This is a benchmark of the Bullet Physics Engine.
This benchmark is a single-threaded benchmark with seven workloads that run in seconds. In the order they are run:
- raytests
- 3000 fall
- 1000 stack
- 1000 convex
- 136 ragdolls
- prim trimesh
- convex trimesh
These tests are all run from a single application and then summarized later. The tests supposedly report times in “seconds”, but this isn’t quite correct as the entire application runs in ~5 seconds total.
Results for 3000 fall: 4.812264 Results for 1000 stack: 5.579135 Results for 136 ragdolls: 3.058886 Results for 1000 convex: 5.174400 Results for prim-trimesh: 1.045790 Results for convex-trimesh: 1.277420 Results for raytests: 2.928500
All tests were run pinned to core 1.
The output of a run can be seen at the following link.
With these quick running tests in a single application, one can’t separate out the tests.

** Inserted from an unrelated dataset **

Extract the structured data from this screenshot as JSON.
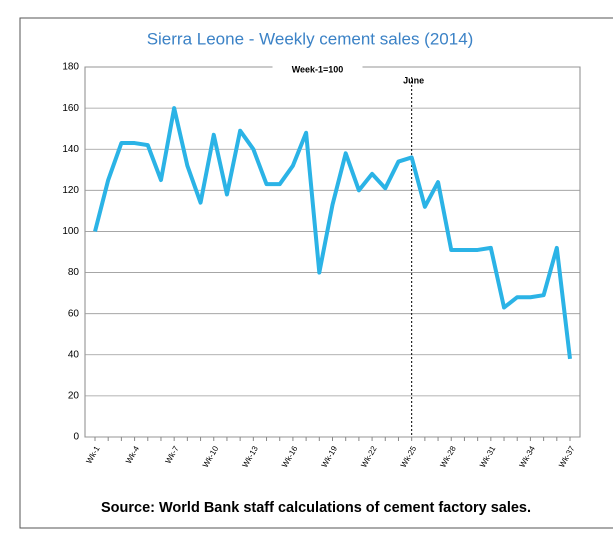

Metrics (Intel) - phoronix/bulletsh - pid 11861 On_CPU 0.125 On_Core 0.998 IPC 1.866 Retire 0.478 (47.8%) FrontEnd 0.067 (6.7%) Spec 0.083 (8.3%) Backend 0.372 (37.2%) Elapsed 5.11 Procs 3 Maxrss 37K Minflt 16638 Majflt 0 Inblock 0 Oublock 64 Msgsnd 0 Msgrcv 0 Nsignals 0 Nvcsw 18 (62.1%) Nivcsw 11 Utime 5.089383 Stime 0.012000 Start 652669.13 Finish 652674.24
Close to 100% of time of one core, with backend stalls the largest issue.

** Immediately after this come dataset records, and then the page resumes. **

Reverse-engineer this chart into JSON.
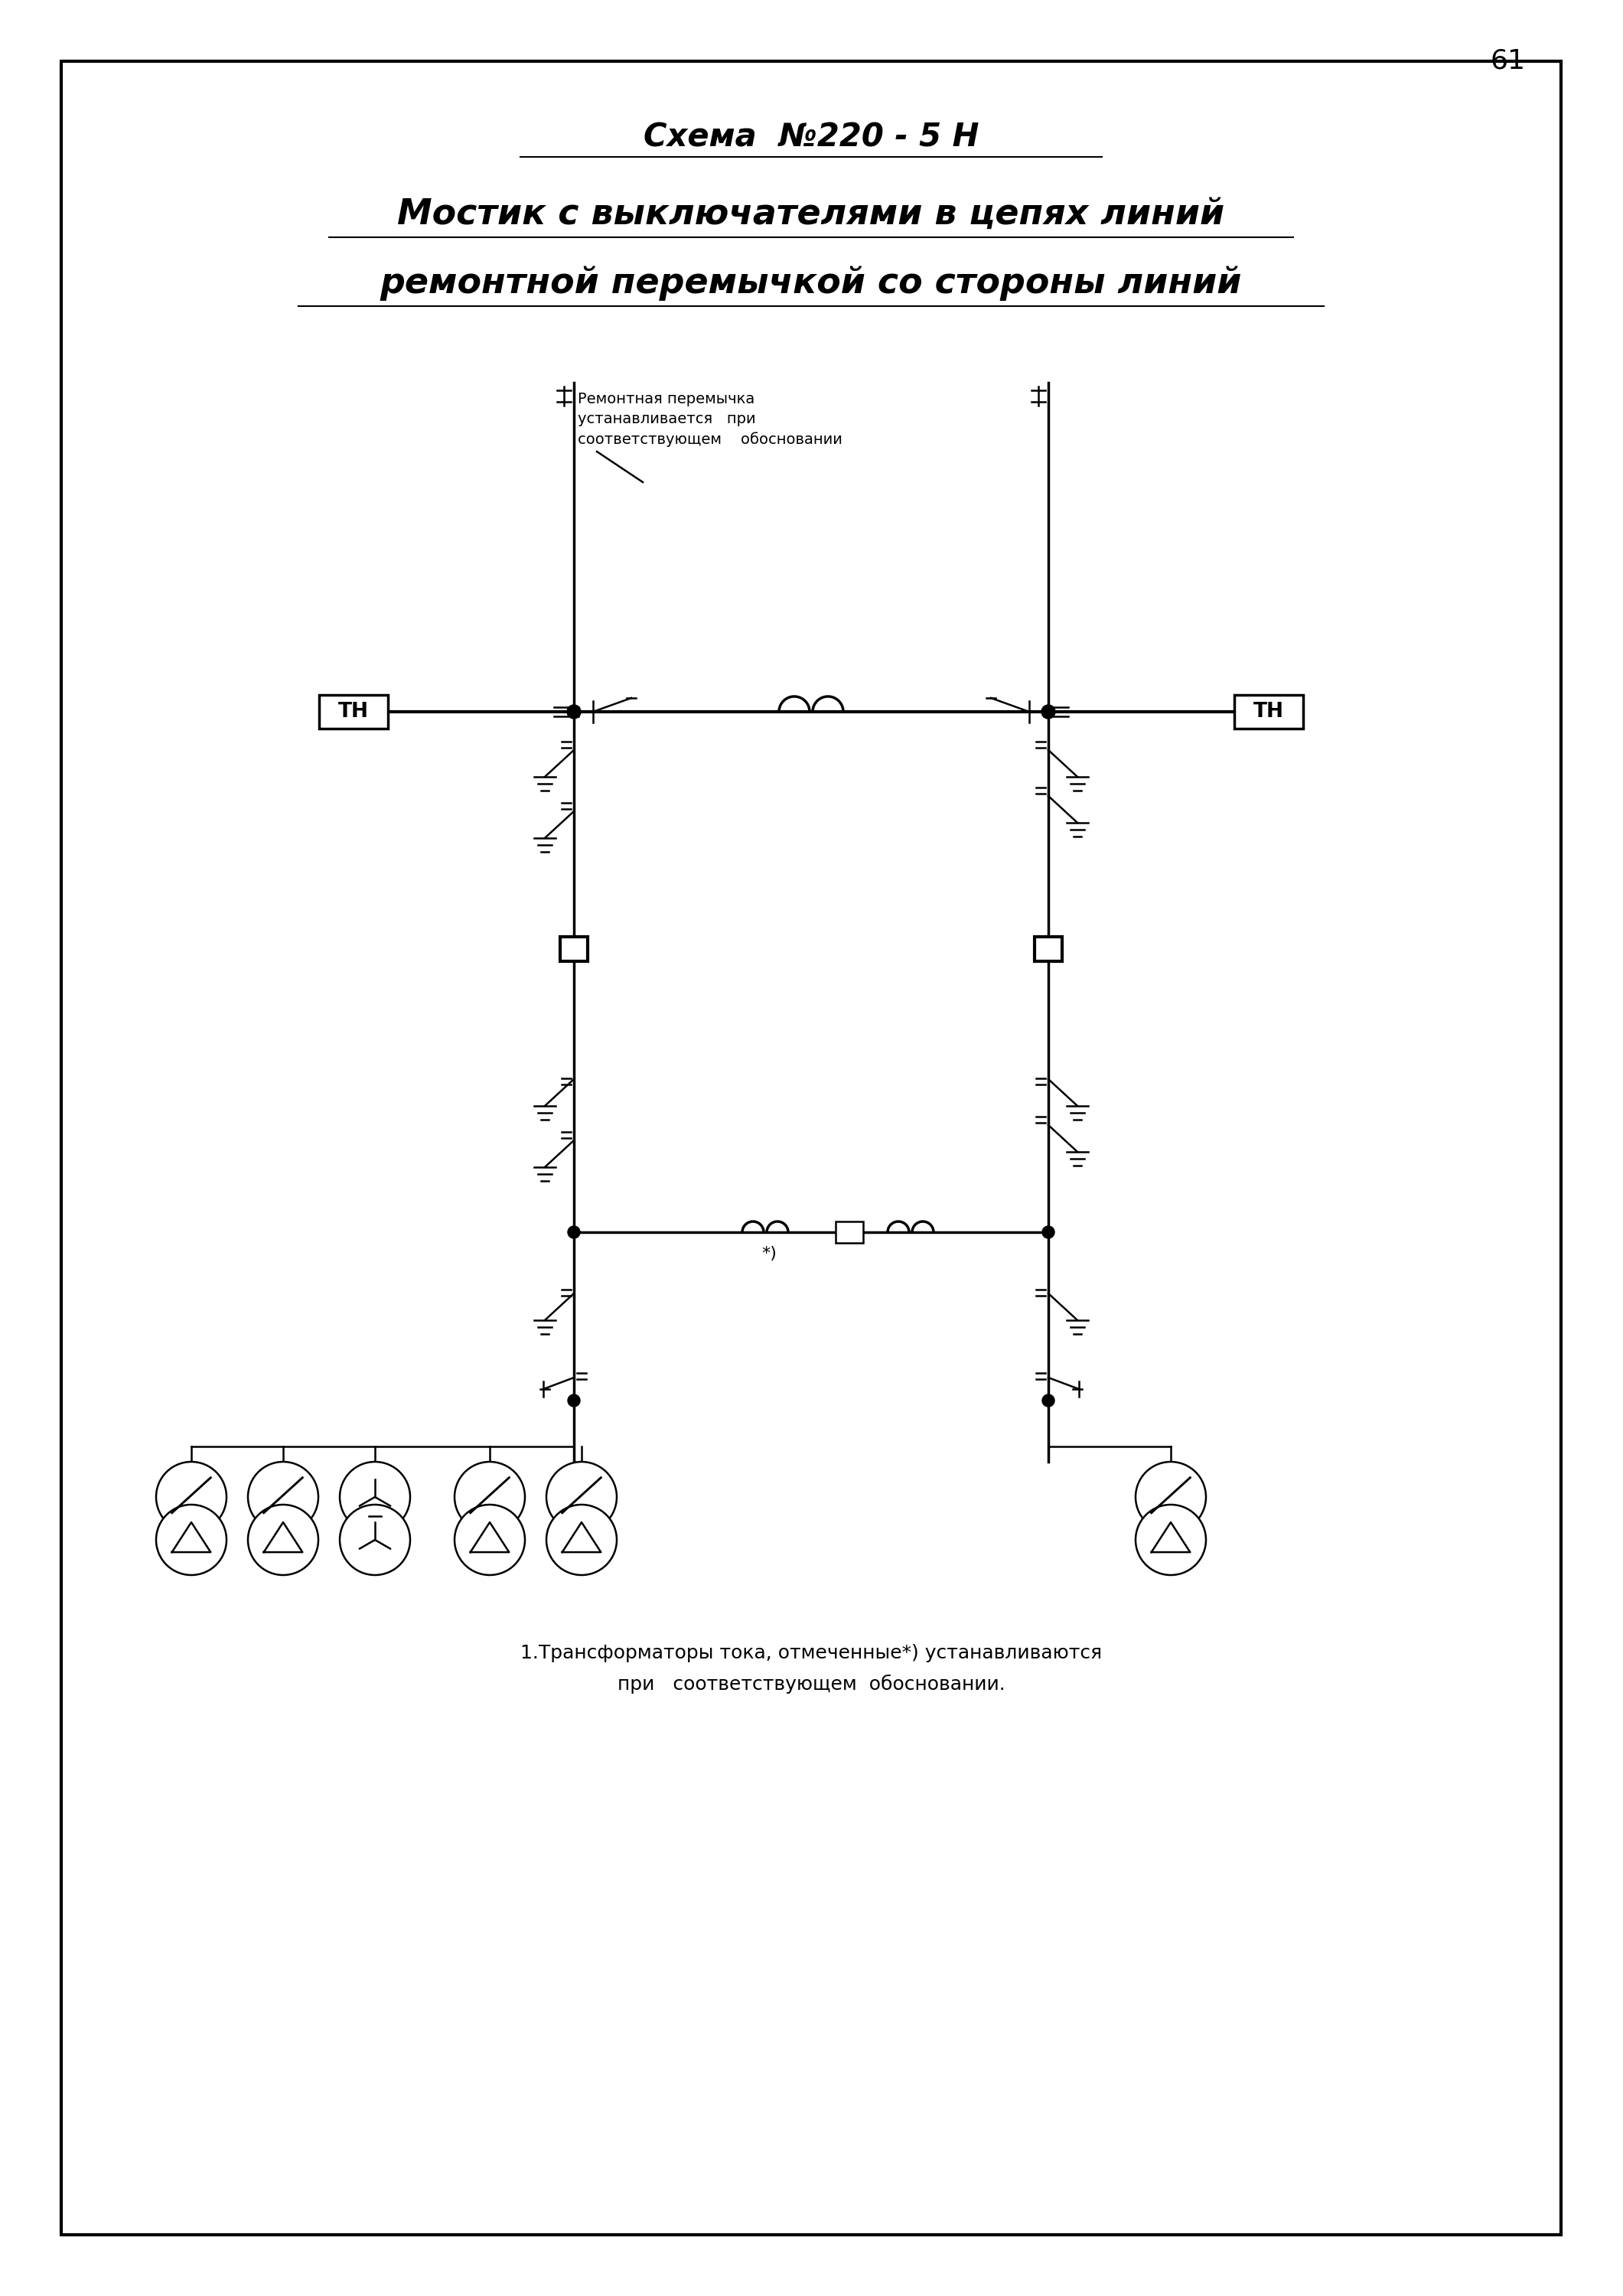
{
  "title_line1": "Схема  №220 - 5 Н",
  "title_line2": "Мостик с выключателями в цепях линий",
  "title_line3": "ремонтной перемычкой со стороны линий",
  "page_number": "61",
  "note_line1": "1.Трансформаторы тока, отмеченные*) устанавливаются",
  "note_line2": "при   соответствующем  обосновании.",
  "ann_line1": "Ремонтная перемычка",
  "ann_line2": "устанавливается   при",
  "ann_line3": "соответствующем    обосновании",
  "bg_color": "#ffffff",
  "line_color": "#000000",
  "lw": 1.8,
  "lw_thick": 2.5
}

Metrics (AMD) - phoronix/bulletsh - pid 21387 On_CPU 0.062 On_Core 1.000 IPC 2.031 FrontCyc 0.160 (16.0%) BackCyc 0.151 (15.1%) Elapsed 4.87 Procs 3 Maxrss 37K Minflt 16642 Majflt 0 Inblock 0 Oublock 64 Msgsnd 0 Msgrcv 0 Nsignals 0 Nvcsw 18 (3.6%) Nivcsw 484 Utime 4.854848 Stime 0.013637 Start 658760.91 Finish 658765.78
Process Tree - phoronix/bullet
Process Tree
The process tree is simple
11861) sh 11862) bullet 11863) AppBenchmarks
100% of time is spent running on one core.
Some noise in the IPC but difficult to be certain as the benchmark runs so quickly.

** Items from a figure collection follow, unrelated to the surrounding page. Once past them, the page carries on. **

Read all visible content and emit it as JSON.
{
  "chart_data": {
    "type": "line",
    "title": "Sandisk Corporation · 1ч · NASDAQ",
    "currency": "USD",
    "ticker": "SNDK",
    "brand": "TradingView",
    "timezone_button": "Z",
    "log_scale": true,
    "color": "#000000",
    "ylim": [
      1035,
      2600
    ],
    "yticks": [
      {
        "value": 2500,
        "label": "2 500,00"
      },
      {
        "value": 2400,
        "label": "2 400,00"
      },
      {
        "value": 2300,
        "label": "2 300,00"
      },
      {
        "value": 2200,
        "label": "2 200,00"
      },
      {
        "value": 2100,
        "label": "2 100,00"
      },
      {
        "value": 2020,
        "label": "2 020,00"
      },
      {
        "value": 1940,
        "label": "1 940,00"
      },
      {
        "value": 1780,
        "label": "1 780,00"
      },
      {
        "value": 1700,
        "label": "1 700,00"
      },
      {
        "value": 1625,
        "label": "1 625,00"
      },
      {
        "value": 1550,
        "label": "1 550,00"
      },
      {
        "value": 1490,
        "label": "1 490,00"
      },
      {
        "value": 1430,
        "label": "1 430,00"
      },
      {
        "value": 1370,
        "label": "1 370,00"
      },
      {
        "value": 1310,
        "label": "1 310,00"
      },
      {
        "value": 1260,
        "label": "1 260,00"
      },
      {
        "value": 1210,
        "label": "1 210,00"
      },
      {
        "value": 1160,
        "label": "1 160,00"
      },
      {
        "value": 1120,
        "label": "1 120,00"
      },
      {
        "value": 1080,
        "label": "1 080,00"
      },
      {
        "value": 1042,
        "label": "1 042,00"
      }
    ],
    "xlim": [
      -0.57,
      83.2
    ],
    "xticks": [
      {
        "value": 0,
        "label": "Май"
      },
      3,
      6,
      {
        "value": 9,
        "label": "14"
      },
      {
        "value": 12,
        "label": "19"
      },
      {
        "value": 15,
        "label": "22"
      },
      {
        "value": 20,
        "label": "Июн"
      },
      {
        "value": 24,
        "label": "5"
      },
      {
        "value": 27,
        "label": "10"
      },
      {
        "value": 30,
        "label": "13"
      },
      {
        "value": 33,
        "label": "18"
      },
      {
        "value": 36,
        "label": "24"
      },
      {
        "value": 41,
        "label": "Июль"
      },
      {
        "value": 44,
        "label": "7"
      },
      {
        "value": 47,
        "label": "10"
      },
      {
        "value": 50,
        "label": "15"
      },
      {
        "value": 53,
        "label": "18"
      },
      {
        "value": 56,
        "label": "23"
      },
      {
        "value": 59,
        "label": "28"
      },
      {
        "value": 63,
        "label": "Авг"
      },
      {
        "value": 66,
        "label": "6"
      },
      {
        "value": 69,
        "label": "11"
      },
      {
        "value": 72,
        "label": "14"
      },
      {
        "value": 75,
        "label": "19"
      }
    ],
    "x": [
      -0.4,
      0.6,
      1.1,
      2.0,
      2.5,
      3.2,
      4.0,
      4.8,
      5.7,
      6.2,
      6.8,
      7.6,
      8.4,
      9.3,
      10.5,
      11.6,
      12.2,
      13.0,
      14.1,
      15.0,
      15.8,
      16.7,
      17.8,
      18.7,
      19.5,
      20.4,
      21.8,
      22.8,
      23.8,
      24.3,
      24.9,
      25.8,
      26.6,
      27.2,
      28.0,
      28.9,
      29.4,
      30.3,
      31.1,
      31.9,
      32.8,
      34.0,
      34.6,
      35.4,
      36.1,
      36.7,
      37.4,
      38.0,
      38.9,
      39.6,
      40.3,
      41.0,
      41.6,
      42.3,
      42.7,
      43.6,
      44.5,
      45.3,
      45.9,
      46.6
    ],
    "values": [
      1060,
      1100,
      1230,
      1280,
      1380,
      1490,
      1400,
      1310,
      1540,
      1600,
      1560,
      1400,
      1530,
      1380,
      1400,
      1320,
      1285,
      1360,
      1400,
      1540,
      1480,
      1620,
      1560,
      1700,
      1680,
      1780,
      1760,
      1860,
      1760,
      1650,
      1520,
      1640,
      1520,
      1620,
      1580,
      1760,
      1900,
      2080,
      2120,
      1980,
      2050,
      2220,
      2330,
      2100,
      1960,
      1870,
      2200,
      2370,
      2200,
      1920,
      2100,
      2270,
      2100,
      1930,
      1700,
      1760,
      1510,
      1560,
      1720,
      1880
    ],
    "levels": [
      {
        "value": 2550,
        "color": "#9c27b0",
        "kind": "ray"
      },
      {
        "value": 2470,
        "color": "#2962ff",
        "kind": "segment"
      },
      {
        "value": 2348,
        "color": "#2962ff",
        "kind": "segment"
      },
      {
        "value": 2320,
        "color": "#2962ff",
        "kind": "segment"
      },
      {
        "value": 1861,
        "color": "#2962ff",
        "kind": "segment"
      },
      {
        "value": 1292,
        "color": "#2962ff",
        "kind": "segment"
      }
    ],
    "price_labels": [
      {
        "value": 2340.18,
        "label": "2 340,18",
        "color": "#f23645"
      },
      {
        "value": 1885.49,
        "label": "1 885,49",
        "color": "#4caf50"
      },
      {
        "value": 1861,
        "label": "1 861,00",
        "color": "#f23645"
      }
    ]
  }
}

Backend stalls are the largest issue. In this plot the frontend stalls come during post-processing operations.
retire 0.256 ms_uops 0.111 speculation 0.053 branch_misses 19.85% machine_clears 80.15% frontend 0.288 idq_uops_delivered_0 0.117 idq_uops_delivered_1 0.140 idq_uops_delivered_2 0.160 idq_uops_delivered_3 0.184 backend 0.402 resource_stalls.sb 0.080 stalls_ldm_pending 0.554
Speculation misses appear to be primarily machine clears. The number of macro uops is also larger than average.